Número de crianças refugiadas que chegam desacompanhadas à Itália duplica em 2016

Cerca de 25,8 mil crianças e adolescentes desacompanhados ou separados de suas famílias chegaram à Itália por via marítima em 2016, mais do que o dobro dos 12,4 mil do ano anterior. Segundo o Fundo das Nações Unidas para a Infância (UNICEF), são necessárias medidas especiais urgentes para proteger essas crianças do tráfico de pessoas, da exploração e de abusos.

Pessoas que tentam atravessar do norte da África para a Europa em um barco de pesca superlotado são resgatadas no mar Mediterrâneo pela Marinha italiana. Foto: Marinha Italiana/Massimo Sestini

Pessoas que tentam atravessar do norte da África para a Europa em um barco de pesca superlotado são resgatadas no mar Mediterrâneo pela Marinha italiana. Foto: Marinha Italiana/Massimo Sestini

Cerca de 25,8 mil crianças e adolescentes desacompanhados ou separados de suas famílias chegaram à Itália por via marítima em 2016, mais do que o dobro dos 12,4 mil do ano anterior. Esses meninos e meninas respondem por 91% de todas as 28,2 mil crianças e adolescentes que chegaram à costa da Itália no ano passado como refugiados ou migrantes.

“Esses números indicam uma tendência alarmante de um número crescente de crianças e adolescentes altamente vulneráveis arriscando sua vida para chegar à Europa”, disse Lucio Melandri, gerente sênior de emergência do Fundo das Nações Unidas para a Infância (UNICEF).

“Os sistemas atuais em prática estão falhando na proteção dessas crianças e desses adolescentes que se encontram sozinhos em um ambiente totalmente desconhecido. Pelo fato de eles estarem em movimento, uma resposta europeia coordenada é necessária para mantê-los seguros”, completou.

A maioria das crianças e adolescentes desacompanhados ou separados de suas famílias vem de quatro países: Eritreia, Egito, Gâmbia e Nigéria. Embora os meninos com idades entre 15 a 17 anos sejam a maior parte, crianças mais jovens e meninas também estão entre os recém-chegados.

As meninas enfrentam risco de exploração e abuso sexual, incluindo a exploração sexual comercial por gangues criminosas. Diversas meninas entrevistadas pela equipe do UNICEF em Palermo, na Itália, relataram terem sido forçadas a se prostituir na Líbia como forma de pagar o custo da viagem de barco pelo Mediterrâneo.

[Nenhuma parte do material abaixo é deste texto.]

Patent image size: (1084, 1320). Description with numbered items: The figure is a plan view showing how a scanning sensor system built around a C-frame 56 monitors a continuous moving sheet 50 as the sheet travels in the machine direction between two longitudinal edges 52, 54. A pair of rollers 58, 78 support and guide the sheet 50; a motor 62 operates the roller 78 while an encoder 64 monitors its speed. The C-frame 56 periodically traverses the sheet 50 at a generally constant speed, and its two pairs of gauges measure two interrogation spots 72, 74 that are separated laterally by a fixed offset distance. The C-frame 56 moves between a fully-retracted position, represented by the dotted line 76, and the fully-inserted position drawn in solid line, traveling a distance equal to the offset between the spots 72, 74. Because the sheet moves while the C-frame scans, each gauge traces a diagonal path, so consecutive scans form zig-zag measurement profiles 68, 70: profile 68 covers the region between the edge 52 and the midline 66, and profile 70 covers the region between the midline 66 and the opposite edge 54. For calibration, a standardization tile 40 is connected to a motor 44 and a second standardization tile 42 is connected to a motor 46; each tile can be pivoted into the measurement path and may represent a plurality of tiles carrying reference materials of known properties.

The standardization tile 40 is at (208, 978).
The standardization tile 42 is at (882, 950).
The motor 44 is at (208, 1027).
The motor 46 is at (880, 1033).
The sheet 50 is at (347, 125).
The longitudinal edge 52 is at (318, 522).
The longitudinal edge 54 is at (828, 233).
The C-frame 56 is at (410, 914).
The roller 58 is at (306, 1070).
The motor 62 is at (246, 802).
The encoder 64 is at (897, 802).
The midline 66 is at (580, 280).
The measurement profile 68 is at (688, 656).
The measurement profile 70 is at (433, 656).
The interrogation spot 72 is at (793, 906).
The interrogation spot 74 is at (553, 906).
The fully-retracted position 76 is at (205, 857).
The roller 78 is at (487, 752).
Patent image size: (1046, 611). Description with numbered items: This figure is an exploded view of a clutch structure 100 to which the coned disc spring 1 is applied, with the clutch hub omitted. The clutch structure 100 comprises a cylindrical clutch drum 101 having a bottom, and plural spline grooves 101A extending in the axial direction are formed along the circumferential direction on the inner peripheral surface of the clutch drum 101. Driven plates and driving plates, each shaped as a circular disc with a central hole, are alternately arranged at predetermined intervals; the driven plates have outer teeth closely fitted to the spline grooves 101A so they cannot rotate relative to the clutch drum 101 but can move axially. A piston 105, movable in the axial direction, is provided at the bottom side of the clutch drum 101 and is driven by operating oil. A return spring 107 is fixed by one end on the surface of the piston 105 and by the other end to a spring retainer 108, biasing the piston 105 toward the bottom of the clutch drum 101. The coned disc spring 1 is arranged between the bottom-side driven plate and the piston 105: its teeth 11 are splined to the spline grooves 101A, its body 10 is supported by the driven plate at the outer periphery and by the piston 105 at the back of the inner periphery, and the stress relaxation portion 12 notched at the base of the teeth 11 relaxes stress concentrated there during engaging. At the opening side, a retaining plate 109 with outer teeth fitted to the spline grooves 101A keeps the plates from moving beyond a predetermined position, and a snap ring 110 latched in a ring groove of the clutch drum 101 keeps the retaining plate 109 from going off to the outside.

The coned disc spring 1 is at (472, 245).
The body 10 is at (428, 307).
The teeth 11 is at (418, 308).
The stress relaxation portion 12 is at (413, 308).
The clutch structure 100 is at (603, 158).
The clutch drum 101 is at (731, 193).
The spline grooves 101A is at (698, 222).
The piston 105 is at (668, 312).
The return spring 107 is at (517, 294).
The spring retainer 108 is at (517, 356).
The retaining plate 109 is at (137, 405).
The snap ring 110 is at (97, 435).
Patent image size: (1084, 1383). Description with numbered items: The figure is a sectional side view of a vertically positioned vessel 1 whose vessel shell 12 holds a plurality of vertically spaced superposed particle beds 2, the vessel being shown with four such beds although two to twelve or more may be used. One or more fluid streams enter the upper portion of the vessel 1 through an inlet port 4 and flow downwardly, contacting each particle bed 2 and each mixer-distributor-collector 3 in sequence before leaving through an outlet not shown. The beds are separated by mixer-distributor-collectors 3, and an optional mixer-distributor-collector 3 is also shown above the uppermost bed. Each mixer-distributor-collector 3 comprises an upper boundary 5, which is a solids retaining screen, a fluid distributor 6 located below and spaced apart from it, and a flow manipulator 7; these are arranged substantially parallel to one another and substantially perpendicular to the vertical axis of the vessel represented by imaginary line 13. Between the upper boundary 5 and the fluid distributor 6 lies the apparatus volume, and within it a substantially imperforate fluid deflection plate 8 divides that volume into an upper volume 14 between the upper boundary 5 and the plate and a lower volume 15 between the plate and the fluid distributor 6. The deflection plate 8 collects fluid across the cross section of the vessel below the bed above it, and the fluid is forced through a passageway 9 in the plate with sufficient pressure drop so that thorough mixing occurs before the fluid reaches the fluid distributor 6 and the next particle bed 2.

Muitos meninos que chegam à Líbia também relataram terem sido forçados a trabalhar.

A rota do Mediterrâneo Central do Norte da África para a Itália é ímpar pela proporção alta de crianças e adolescentes desacompanhados e separados de suas famílias entre os refugiados e migrantes. Em comparação, apenas 17% das meninas e dos meninos que chegaram à Grécia por via marítima em 2016 não estavam acompanhados por familiares ou guardiões adultos.

“A presença de tantas crianças e tantos adolescentes desacompanhados ou separados de suas famílias ao longo da rota do Mediterrâneo Central é inédita”, disse Melandri. “E é obviamente claro que temos um problema sério e crescente em nossas mãos. Para além de abordar os fatores que estão forçando meninas e meninos a viajar sozinhos de suas casas, um sistema de proteção e monitoramento abrangente precisa ser desenvolvido para protegê-los”.

O UNICEF tem defendido ações específicas destinadas a proteger e ajudar as crianças e os adolescentes deslocados, refugiados e migrantes: proteger particularmente meninas e meninos desacompanhados da exploração e da violência; pôr fim à detenção de crianças e adolescentes que buscam o status de refugiados ou migrantes por meio da introdução de uma série de práticas alternativas.

A agência da ONU também trabalha para manter as famílias unidas como a melhor maneira de proteger as crianças e os adolescentes e dar-lhes um status legal e para manter todas as crianças e todos os adolescentes refugiados e migrantes na escola, tendo acesso à saúde e outros serviços de qualidade.

O UNICEF também tem exigido medidas sobre as causas subjacentes dos movimentos em larga escala de refugiados e migrantes, assim como medidas de combate à xenofobia, à discriminação e à marginalização.